As another example, using Figure 1, supposes that the system requirement is that 80% of controllers remain online after four random controllers failures, these graphs can be used to set a design rule. For chains, the network needs to be 10 chains of 10 controllers. For MRP, the network needs to be four rings of 25 controllers. Because MRP requires two ports per ring, there is a net savings of two ports (10 for chain, 8 for MRP), or 20% of the network overhead.
Figure 1. Comparison of reliability

Lab testing indicates that it is technically feasible to build long daisy-chains and MRP rings, so long that the maximum length of chain or ring will be determined by other factors. One factor is the physical extent of the network. If a chain or ring had 100 controllers separated by fifty-meter cables, then there are five kilometers of cable (a little more than three miles). There are some buildings at this scale, but most are not. And reliability becomes an issue. If five kilometers of cable carry data back to a single switch port, there is an appreciable risk that some length of cable will experience a catastrophic event that makes it unable to carry data. The trade-off between the value of reliability and the cost of a failure pushes practical systems to use shorter chains and rings.

ynn1721908215301.html#oyg1558692408693__fig_7693F171B6E94CC5B84FB3B07B9F65B7 and ynn1721908215301.html#oyg1558692408693__fig_D0851362B17F469BBAC7F23941E590EA are a guide to the relative reliability of star, chain, and MRP. They show that shorter chains/rings are more reliable than longer chains/rings; that more chains/rings is more reliable than fewer chain/rings; and that one ring is more reliable than two chains of half the length. The following factors must also be considered for both chain and ring.

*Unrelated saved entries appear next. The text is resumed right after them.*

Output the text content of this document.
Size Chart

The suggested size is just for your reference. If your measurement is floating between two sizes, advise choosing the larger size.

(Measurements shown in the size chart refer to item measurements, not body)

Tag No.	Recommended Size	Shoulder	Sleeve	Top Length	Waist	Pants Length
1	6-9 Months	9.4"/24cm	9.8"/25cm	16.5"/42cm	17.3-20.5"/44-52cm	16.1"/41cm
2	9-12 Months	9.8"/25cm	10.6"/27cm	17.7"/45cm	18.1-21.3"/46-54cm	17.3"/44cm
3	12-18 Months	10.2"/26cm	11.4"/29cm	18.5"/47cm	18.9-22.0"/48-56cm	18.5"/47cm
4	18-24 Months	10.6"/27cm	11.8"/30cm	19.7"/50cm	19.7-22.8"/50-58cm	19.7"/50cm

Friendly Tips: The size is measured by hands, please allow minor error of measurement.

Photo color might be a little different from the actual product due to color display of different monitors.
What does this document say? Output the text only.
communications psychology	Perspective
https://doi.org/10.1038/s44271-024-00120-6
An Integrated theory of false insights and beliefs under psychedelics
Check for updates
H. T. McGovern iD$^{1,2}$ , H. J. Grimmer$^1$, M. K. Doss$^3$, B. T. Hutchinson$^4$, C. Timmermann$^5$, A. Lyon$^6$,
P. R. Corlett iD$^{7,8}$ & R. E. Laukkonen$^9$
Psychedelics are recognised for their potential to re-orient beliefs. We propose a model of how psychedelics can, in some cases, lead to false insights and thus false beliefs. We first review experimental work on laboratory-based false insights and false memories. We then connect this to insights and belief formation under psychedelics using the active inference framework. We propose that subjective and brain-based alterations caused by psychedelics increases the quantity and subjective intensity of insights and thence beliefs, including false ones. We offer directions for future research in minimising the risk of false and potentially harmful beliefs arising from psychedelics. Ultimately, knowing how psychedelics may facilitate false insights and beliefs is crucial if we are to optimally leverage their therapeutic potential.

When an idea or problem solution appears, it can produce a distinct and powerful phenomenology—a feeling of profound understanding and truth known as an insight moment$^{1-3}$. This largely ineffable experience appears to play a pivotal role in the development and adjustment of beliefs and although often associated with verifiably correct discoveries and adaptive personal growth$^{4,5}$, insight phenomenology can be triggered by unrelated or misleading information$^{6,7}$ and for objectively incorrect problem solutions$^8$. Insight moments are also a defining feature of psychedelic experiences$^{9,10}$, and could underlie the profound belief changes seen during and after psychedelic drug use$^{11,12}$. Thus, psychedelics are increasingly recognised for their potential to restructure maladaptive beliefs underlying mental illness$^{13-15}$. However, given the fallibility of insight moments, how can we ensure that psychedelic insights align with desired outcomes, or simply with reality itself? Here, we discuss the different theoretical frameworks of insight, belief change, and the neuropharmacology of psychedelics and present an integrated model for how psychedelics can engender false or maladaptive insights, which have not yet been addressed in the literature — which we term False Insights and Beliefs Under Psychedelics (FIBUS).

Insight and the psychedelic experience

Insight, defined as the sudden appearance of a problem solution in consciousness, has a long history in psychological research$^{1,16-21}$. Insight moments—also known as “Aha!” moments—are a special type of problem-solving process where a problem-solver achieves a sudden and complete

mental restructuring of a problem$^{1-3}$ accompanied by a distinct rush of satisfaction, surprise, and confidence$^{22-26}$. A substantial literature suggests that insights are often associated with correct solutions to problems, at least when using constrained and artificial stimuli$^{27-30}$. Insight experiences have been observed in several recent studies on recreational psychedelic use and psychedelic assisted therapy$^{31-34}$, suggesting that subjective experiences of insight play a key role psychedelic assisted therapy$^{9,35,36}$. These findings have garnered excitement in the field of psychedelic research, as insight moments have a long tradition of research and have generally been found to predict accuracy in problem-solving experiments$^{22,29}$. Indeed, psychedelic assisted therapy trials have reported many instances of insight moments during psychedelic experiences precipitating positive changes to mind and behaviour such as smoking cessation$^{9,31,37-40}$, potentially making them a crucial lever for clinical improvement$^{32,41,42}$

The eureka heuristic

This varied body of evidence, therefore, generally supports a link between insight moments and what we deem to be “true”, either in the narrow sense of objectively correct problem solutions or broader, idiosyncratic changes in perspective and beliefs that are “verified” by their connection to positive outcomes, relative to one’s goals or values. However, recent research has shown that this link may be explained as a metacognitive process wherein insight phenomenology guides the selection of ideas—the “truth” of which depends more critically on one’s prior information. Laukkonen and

  • The criticality of network connectivity to the device. Devices that are not dependent on input from other devices such that loss of network connectivity has minimal impact on the device’s ability to perform its HVAC function are good candidates to be daisy-chained or put into large rings. Conversely, devices that require a high level of connectivity availability (for example, air handling units, devices in a validated environment, and others) are not good candidates. If such devices are included in a daisy-chain or rings, they must be placed near the switch port, or for the most critical devices, connected directly to the switch.
  • The proximity of a device to other devices versus the switch. If a device is closer to the switch than to another device, then the cost of the additional cable to connect the device through a daisy-chain or through MRP must be weighed against the cost of a dedicated switch port for the device.
  • The physical capability of the device. Only devices with two Ethernet ports are candidates for daisy-chain and MRP. Devices with a single Ethernet port can only be connected at the end of the daisy-chain, which is the position at the most risk of losing connectivity to the network. These devices cannot be connected to rings.
  • The local IT policies. Many IT departments apply security templates to their switch ports that limit the number of devices that can be served by a single switch port. If a daisy-chain is to be connected to the customer’s IT network, the number of devices that can be daisy-chained may depend on IT’s willingness to loosen or waive such policies. It is unlikely that the switches that are owned by IT departments support MRP. However, by providing our own infrastructure, we have the opportunity to provide appropriate policies.
  • Leave capacity for future expansion. It is usually easier to add to a chain or ring than to find an unused switch port. An additional consideration for ring is ease of replacement. If failed components can be repaired or replaced quickly, then rings can be made larger. MRP makes the system tolerant to single failures. The maximum benefit is received when problems are addressed quickly such that there is never more than one failure in the system.